There are a few solutions possible:

• Mumble could add a small subtext in the related Settings pages (Audio output positional audio and Plugin page) that explains that some plugins may need this ptrace_scope
• One could add another permission plugin error type to Mumble's enum, which then could be returned by positional audio plugins when the system call into the game's memory page fails (Mumble should then show a warning to the user)
• Plugins could state themself beforehand that they require certain permissions, and Mumble could then show them in the Settings -> Plugins list directly next to the plugin with maybe a little warning icon

Mumble component

Client

OS-specific?

Yes, Linux

My opinion

I am in favor of the second solution, that is plugins should return a special permission error and Mumble could then show a warning.

[Krzmbrzl]

Plugins could just use the Mumble API to inform the user about the problem themselves. Just use the log function to write text to the chat console (where the user is expecting info about a plugin linking anyway).
We could also add a new API function for allowing the plugin to show a message as a popup instead of writing it to the chat console.

[vimpostor]

Just use the log function to write text to the chat console (where the user is expecting info about a plugin linking anyway).

But that would end up in a mess, if we would have to duplicate the same log message in every plugin. I think Mumble could also test the value of /proc/sys/kernel/yama/ptrace_scope to show a better message, so that would end up in even more duplicated code.

[davidebeatrici]

There's a problem: when the game runs through firejail, you still cannot access the memory even if ptrace_scope is set to 0 (default on Debian).

See #4506.

[Krzmbrzl]

What itches me a bit about doing this in Mumble itself is that this would shift work that should really be the plugin's responsibility (after all it is the only authority to actually know whether this is required) to Mumble. Remember that the with the new plugin framework, not all plugins are positional data plugins and not even all of those require to peek into a process's memory.

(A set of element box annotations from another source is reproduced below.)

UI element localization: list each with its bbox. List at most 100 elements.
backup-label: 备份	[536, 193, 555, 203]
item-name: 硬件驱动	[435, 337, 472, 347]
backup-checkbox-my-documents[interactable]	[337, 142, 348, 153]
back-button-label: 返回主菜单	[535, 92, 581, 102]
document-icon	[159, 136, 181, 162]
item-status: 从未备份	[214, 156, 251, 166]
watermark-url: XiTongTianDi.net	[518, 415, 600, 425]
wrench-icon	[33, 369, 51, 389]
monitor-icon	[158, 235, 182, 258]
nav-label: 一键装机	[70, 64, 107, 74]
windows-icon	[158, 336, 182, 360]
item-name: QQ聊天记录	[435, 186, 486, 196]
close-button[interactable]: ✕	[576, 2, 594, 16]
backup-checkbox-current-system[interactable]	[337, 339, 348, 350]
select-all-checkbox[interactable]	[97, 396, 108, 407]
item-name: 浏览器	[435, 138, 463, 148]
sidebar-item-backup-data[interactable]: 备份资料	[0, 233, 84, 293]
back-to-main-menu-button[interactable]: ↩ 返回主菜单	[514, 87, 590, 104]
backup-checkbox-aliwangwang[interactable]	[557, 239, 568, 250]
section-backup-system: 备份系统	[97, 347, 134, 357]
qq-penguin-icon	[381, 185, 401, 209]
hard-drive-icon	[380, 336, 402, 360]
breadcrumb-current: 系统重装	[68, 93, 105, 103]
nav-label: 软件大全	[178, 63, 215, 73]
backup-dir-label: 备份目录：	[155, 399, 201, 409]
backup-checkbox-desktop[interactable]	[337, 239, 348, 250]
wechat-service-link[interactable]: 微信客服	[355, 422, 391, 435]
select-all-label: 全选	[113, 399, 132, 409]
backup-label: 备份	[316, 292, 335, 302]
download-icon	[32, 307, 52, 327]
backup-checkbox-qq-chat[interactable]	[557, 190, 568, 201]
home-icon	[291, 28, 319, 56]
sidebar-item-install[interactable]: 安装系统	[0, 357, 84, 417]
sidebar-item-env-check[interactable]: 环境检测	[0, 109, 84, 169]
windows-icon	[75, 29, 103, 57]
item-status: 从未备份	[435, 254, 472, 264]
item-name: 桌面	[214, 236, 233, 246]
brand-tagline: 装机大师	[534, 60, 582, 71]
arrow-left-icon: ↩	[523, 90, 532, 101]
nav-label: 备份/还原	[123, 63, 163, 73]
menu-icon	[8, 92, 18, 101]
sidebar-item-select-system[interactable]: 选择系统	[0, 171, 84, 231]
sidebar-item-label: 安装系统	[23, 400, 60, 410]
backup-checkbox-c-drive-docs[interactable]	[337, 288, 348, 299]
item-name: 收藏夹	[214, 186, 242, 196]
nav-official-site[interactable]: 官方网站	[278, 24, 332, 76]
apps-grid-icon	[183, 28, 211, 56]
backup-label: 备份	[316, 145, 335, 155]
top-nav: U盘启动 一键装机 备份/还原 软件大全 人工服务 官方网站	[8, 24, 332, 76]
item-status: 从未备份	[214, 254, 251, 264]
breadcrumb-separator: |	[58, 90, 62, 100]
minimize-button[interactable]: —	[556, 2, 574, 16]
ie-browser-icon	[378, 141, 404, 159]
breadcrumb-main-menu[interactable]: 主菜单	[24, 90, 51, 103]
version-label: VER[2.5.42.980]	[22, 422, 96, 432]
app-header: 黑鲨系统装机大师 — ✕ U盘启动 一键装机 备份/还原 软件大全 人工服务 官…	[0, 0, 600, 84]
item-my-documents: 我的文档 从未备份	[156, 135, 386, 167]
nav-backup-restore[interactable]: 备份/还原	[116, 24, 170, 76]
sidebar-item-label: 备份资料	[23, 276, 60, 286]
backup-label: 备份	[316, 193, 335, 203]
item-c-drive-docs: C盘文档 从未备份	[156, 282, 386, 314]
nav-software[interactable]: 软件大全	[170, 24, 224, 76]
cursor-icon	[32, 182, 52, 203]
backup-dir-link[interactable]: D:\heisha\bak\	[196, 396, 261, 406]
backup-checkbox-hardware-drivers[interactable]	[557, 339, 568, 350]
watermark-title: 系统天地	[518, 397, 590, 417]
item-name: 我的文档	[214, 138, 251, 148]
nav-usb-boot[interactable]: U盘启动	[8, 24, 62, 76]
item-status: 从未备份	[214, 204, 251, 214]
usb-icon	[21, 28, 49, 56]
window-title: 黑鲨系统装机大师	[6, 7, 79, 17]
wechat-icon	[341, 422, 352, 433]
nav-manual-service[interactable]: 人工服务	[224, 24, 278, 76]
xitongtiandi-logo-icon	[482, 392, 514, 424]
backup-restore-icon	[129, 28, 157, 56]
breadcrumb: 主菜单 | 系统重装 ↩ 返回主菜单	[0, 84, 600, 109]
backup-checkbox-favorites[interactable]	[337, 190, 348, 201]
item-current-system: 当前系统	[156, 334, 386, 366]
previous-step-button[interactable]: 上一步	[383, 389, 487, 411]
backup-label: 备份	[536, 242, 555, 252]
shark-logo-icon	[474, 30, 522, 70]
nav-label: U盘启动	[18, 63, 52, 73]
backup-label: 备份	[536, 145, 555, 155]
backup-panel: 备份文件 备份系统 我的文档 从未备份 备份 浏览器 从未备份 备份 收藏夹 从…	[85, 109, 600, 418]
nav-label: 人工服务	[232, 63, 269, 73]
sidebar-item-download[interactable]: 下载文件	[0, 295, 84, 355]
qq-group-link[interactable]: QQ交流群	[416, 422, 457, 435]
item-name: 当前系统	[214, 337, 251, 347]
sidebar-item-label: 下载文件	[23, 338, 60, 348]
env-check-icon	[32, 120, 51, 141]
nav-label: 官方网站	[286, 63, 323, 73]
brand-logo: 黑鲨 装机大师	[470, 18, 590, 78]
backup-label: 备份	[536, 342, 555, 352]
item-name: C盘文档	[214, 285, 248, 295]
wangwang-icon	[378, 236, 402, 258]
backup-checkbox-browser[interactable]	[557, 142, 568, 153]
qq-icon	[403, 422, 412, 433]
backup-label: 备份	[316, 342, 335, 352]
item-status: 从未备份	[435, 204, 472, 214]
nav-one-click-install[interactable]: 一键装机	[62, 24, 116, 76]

Admittedly though, the vast majority of plugins that currently exist are positional data ones that do in fact require memory peeking. But still, this feels like it was overstepping a responsibility separation...

I guess we could just create a base class for positional data plugins that contains the logic to handle the check and the potential notification of the user and then simply let every other positional data plugin inherit from that. This way we'd still only have to maintain a single implementation but still the task is performed on the plugin's side. 🤔

[davidebeatrici]

Good idea, something like MemReadPermCheck.

Alternatively, we can just implement the check into ProcessBase.